There’s a little patch of grass on the southwest corner of the church property, just south of a row of Bradford pear trees, but just north of the ravine.
It’s mostly an innocuous piece of the property, certainly not as visited as the sanctuary, or as quaint as the gazebo, or as functional as the fellowship hall.
But that little piece of earth is hallowed ground for our congregation.
It’s also become somewhat of a destination these days for neighbors of Denton First Cumberland Presbyterian Church and the larger community.
My first few weeks at the church as pastor, in the comparatively dead cold of Texas winter, I could hear members talking to one another, “Have you looked at the bluebonnets this week?…They’re filling in nicely…..I think we’ll have a good crop of them this year despite the snow.”
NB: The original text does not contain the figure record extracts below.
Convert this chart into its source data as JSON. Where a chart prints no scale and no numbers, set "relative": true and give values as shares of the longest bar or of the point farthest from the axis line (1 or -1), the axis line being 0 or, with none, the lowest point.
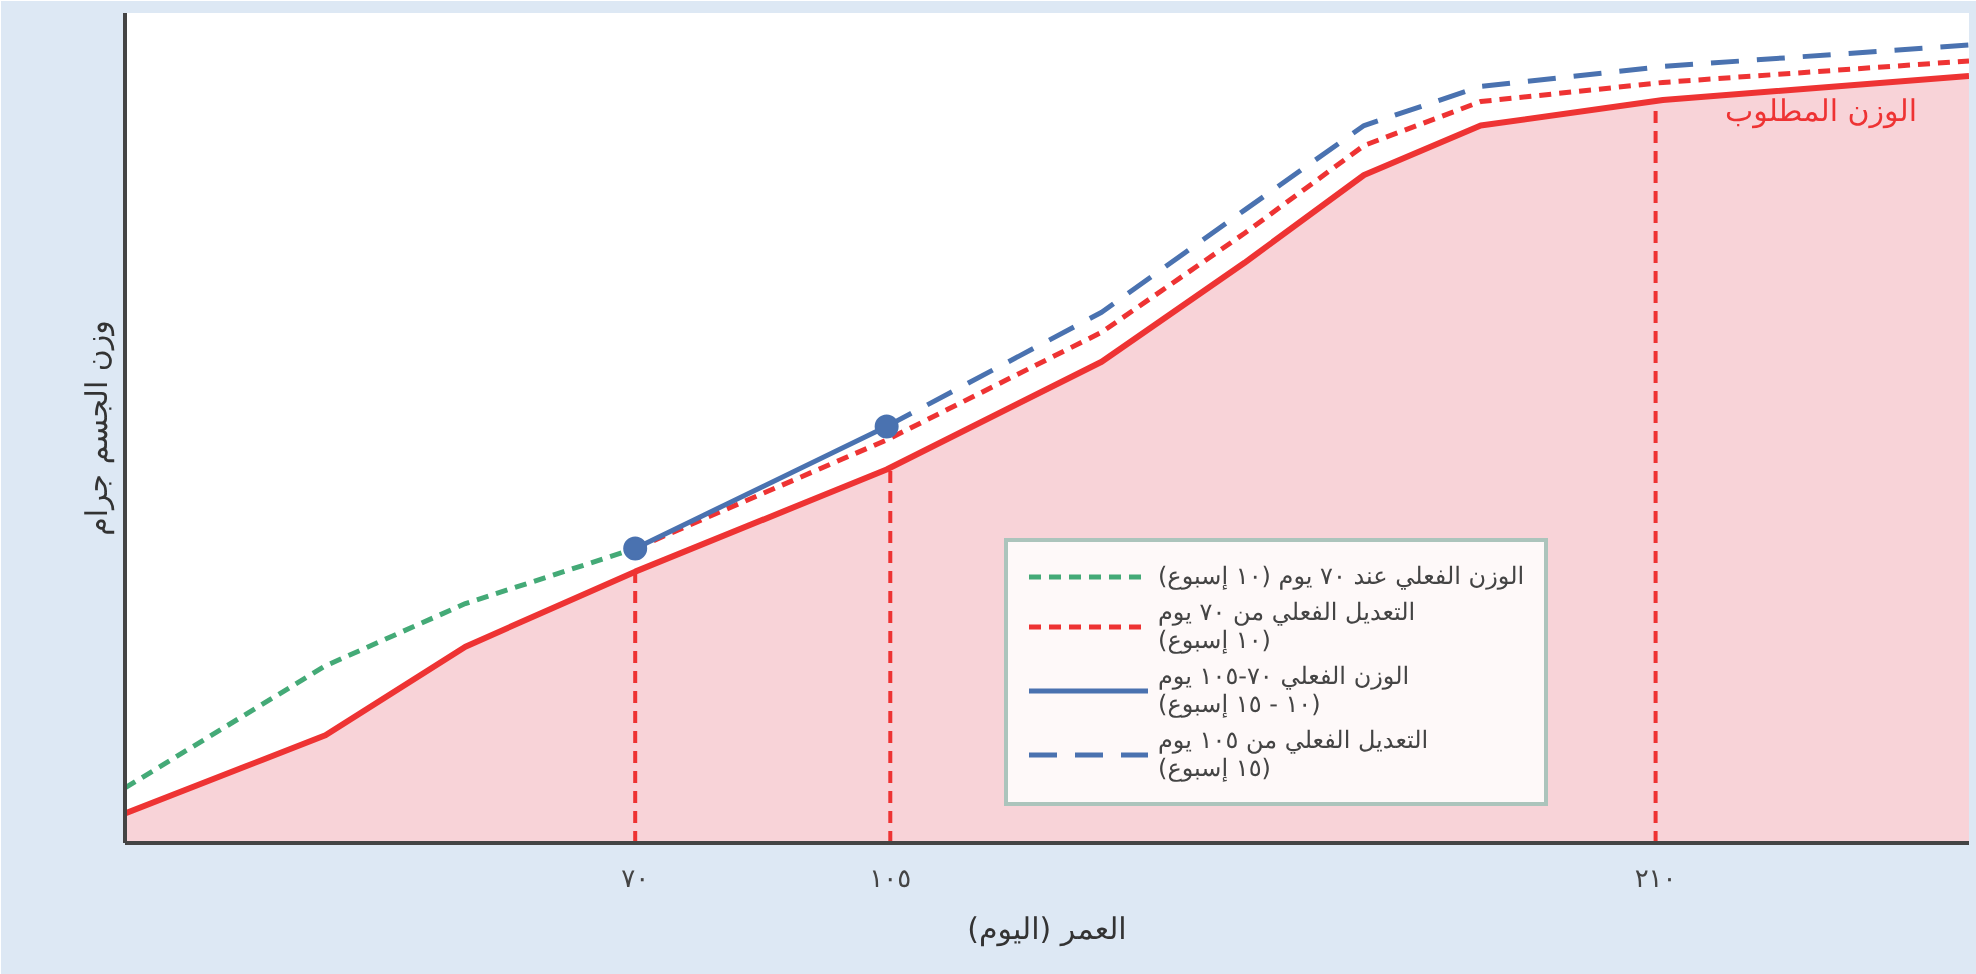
{
  "chart_data": {
    "type": "line",
    "relative": true,
    "xlabel": "العمر (اليوم)",
    "ylabel": "وزن الجسم جرام",
    "xlim": [
      0,
      253
    ],
    "xticks": [
      {
        "value": 70,
        "label": "٧٠"
      },
      {
        "value": 105,
        "label": "١٠٥"
      },
      {
        "value": 210,
        "label": "٢١٠"
      }
    ],
    "tick_labels": "x",
    "grid": false,
    "legend": "right",
    "series": [
      {
        "type": "area",
        "color": "#ee3333",
        "line_style": "solid",
        "x": [
          0,
          27.5,
          46.7,
          70,
          104.5,
          134,
          153.6,
          170,
          186,
          211,
          253
        ],
        "values": [
          0.037,
          0.135,
          0.246,
          0.34,
          0.468,
          0.603,
          0.727,
          0.837,
          0.899,
          0.931,
          0.961
        ]
      },
      {
        "name": "الوزن الفعلي عند ٧٠ يوم (١٠ إسبوع)",
        "color": "#44aa77",
        "line_style": "dashed",
        "x": [
          0,
          27.5,
          46.7,
          70
        ],
        "values": [
          0.069,
          0.222,
          0.3,
          0.369
        ]
      },
      {
        "name": "التعديل الفعلي من ٧٠ يوم\n(١٠ إسبوع)",
        "color": "#ee3333",
        "line_style": "dashed",
        "x": [
          70,
          104.5,
          134,
          153.6,
          170,
          186,
          211,
          253
        ],
        "values": [
          0.369,
          0.505,
          0.64,
          0.764,
          0.874,
          0.929,
          0.953,
          0.98
        ]
      },
      {
        "name": "الوزن الفعلي ٧٠-١٠٥ يوم\n(١٠ - ١٥ إسبوع)",
        "color": "#4a72b0",
        "line_style": "solid",
        "x": [
          70,
          104.5
        ],
        "values": [
          0.369,
          0.522
        ]
      },
      {
        "name": "التعديل الفعلي من ١٠٥ يوم\n(١٥ إسبوع)",
        "color": "#4a72b0",
        "line_style": "longdash",
        "x": [
          104.5,
          134,
          153.6,
          170,
          186,
          211,
          253
        ],
        "values": [
          0.522,
          0.665,
          0.793,
          0.899,
          0.948,
          0.973,
          1.0
        ]
      },
      {
        "type": "scatter",
        "color": "#4a72b0",
        "marker": "circle",
        "x": [
          70,
          104.5
        ],
        "values": [
          0.369,
          0.522
        ]
      }
    ],
    "ref_lines": [
      {
        "axis": "x",
        "value": 70,
        "color": "#ee3333",
        "line_style": "dashed"
      },
      {
        "axis": "x",
        "value": 105,
        "color": "#ee3333",
        "line_style": "dashed"
      },
      {
        "axis": "x",
        "value": 210,
        "color": "#ee3333",
        "line_style": "dashed"
      }
    ],
    "annotations": [
      "الوزن المطلوب"
    ]
  }
}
Oblivious, I saw nothing in our lawn or many flower beds that clued me in to what was coming. My members tried to warn me, to tell me, to testify of the good fortune that was about to come. One day about a month ago, one of our elders announced triumphantly, “We have our first bluebonnet!”
“Show me,” I demanded, and we walked across the parking lot together.
There in the middle of mounding piles of five-point, star-shaped green leaves I would have otherwise mown over as weeds if I was our landscaper, was a lone bluebonnet peeking out it’s head shyly.
I inhaled. “Ohhhhh.”
The one little cone-shaped stalk wasn’t lonely for long. Soon it had dozens of brothers and sisters poking their way out of the green clumps for long overdue greetings. “The winter was long and especially cold,” they seemed to say, stretching their bonnets on their growing stems, “but we’re here like we promised.”
The delicate flowers, officially deemed the state flower of Texas, are a sight to behold.
The main bonnets are a purply blue, a deep royal, the kind of blue that you almost want to call violet, but then you take another look and want to name it indigo. It’s the kind of blue that makes you want to write poetry, or at least include in a blog post. There’s magenta hiding in the intimate center of each bonnet, and the top most ones on the cone start out white before they turn sky blue and eventually deep blue.
The flower patch, one of dozens, hundreds, perhaps thousands across the state of Texas, was intentionally planned and planted by members of the congregation long before I, their new pastor, was ever a mention in their prayers. The patch grows every year as the flowers germinate and seed themselves into the ground, but are also aided by loving and attentive congregants who plant a few extra seeds in the fall in order to propagate over the winter.
Bluebonnets were a way to attract folks to the grounds of the church, to let folks know the congregation was there, in the middle of several active neighborhoods, and invite them to come back on another day. Maybe at 10:45 a.m. on any given Sunday.
It’s been a delight to me these past weeks, preparing to wind down from Lent and prepare for Holy Week and Easter, my first holy season in the Lonestar State, to see so many folks enjoying the vibrant blooms.
Above all, the patch is a vision of holy hospitality for me. It’s open for all, it was created for others, and it gives more than it takes. It is a piece of splendor, a place of memory-making, and a quiet place for reflection. It reminds me so often of Jesus’ invitation in the gospel of John to “Come, and see.”
Young children have shyly smiled at camera-hawking mothers, professional photographers have brought complete families, Texas-transplant pastors have taken selfies there, and we even had a group from a senior living home come visit.
The bluebonnets don’t care who comes to gaze at their beauty or become paparazzi in the making. They’re quite happy to be known in the moment, as they are, growing and extending their grace in the light of the sun.
Texas is a new world for me, with a culture more unique than all my joking before my move here could have imagined. It’s a good place, with good people, and a congregation that is ready to serve as Jesus did.
With the help of a glorious patch of bluebonnets, my prayer is that I continue to grow, and extend my grace in the light of the Son — that I continue to respond to Jesus’ invitation to “Come, and see.” And that I invite others to do the same.